Todas las mañanas, el Ejército y el Comercio acudían a lloriquear por sus contingentes hasta las propias oficinas del hospital. No pasaba día sin que un capitán amenazara, lanzando rayos y truenos, al gerente para que le devolvieran a toda prisa sus tres sargentos jugadores de cartas y palúdicos y los dos cabos sifilíticos, mandos que le faltaban precisamente para organizar una compañía. Si le respondían que habían muerto, esos holgazanes, entonces dejaba en paz a los administradores y se volvía, por su parte, a beber un poco más a la pagoda.
Apenas te daba tiempo de verlos desaparecer, hombres, días y cosas, en aquel verdor, aquel clima, calor y mosquitos. Todo se iba, era algo repugnante, en trozos, frases, miembros, penas, glóbulos, se perdían al sol, se derretían en el torrente de la luz y los colores y con ellos el gusto y el tiempo, todo se iba. En el aire no había sino angustia centelleante.
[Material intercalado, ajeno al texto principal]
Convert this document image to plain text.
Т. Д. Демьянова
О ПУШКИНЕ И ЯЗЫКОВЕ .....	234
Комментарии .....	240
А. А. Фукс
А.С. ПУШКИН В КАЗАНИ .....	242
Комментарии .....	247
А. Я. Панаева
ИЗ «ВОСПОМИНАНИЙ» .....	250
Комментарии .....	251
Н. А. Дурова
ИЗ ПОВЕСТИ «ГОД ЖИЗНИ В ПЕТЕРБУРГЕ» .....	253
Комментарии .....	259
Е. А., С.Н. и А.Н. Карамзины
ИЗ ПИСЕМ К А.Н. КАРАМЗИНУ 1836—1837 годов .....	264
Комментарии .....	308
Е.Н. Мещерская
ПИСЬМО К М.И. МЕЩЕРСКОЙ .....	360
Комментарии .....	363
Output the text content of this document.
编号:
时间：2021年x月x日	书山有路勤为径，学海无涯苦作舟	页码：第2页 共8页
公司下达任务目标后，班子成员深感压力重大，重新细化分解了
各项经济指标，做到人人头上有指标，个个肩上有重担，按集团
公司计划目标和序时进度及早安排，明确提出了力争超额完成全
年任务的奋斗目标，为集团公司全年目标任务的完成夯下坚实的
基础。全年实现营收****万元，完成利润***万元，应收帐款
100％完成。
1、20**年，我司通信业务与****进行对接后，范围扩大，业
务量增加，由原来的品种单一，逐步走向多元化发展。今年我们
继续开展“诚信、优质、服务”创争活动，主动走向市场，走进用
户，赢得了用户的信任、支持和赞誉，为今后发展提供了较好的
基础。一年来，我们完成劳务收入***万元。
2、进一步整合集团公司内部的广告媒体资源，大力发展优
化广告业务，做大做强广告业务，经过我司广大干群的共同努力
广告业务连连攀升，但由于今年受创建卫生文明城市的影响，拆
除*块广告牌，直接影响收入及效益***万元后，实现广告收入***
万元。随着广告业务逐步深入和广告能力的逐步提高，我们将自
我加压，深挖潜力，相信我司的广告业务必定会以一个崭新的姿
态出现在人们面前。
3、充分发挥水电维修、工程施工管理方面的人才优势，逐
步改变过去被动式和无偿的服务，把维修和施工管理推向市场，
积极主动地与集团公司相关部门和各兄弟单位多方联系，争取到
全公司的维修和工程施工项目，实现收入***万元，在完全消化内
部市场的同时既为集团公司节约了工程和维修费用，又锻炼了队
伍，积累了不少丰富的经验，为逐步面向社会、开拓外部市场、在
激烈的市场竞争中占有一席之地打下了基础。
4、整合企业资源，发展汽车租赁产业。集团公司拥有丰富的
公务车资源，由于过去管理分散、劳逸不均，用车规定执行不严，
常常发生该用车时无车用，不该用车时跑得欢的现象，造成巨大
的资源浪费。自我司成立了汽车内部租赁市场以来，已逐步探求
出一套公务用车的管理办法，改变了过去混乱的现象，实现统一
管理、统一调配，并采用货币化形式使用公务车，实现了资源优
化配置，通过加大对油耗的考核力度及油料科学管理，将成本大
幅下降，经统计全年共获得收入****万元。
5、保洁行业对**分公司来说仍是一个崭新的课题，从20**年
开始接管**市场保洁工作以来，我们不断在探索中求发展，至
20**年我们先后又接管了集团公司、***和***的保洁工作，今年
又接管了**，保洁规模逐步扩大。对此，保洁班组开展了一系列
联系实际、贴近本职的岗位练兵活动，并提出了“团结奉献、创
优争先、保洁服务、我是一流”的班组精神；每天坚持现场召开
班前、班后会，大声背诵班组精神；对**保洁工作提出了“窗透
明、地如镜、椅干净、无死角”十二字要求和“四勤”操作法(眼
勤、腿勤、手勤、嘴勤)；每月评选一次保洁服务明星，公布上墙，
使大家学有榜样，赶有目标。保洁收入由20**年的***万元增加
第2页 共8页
Por fin, el pequeño carguero que debía llevarme, costeando, hasta las cercanías de mi puesto, fondeó a la vista de Fort-Gono. El
Papaoutah,
se llamaba. Un barquito de casco muy plano, construido así para los estuarios. Lo alimentaban con leña. Yo era el único blanco a bordo y me concedieron un rincón entre la cocina y los retretes, íbamos tan despacio por el mar, que al principio pensé que se trataba de una precaución para salir de la ensenada. Pero nunca aumentó la velocidad. Aquel
Papaoutah
tenía poquísima potencia. Avanzamos así, a la vista de la costa, faja gris infinita y tupida de arbolitos en medio de los danzarines vahos del calor. ¡Qué paseo!
Papaoutah
hendía el agua como si la hubiera sudado toda él mismo, con dolor. Deshacía una olita tras otra con precauciones de enfermera haciendo una cura. El piloto debía de ser, me parecía desde lejos, un mulato; digo «me parecía» porque nunca encontraba las fuerzas necesarias para subir arriba, a cubierta, a cerciorarme en persona. Me quedaba confinado con los negros, únicos pasajeros, a la sombra de la crujía, mientras el sol bañaba el puente, hasta las cinco. Para que no te queme la cabeza por los ojos, el sol, hay que pestañear como una rata. A partir de las cinco puedes echar un vistazo al horizonte, la buena vida. Aquella franja gris, el país tupido a ras del agua, allí, especie de sobaquera aplastada, no me decía nada. Era repugnante respirar aquel aire, aun de noche, tan tibio, marino enmohecido. Toda aquella insipidez deprimía, con el olor de la máquina, además, y, de día, las olas demasiado ocres por aquí y demasiado azules por el otro lado. Se estaba peor aún que en el
Amiral-Bragueton,
exceptuando a los asesinos militares, por supuesto.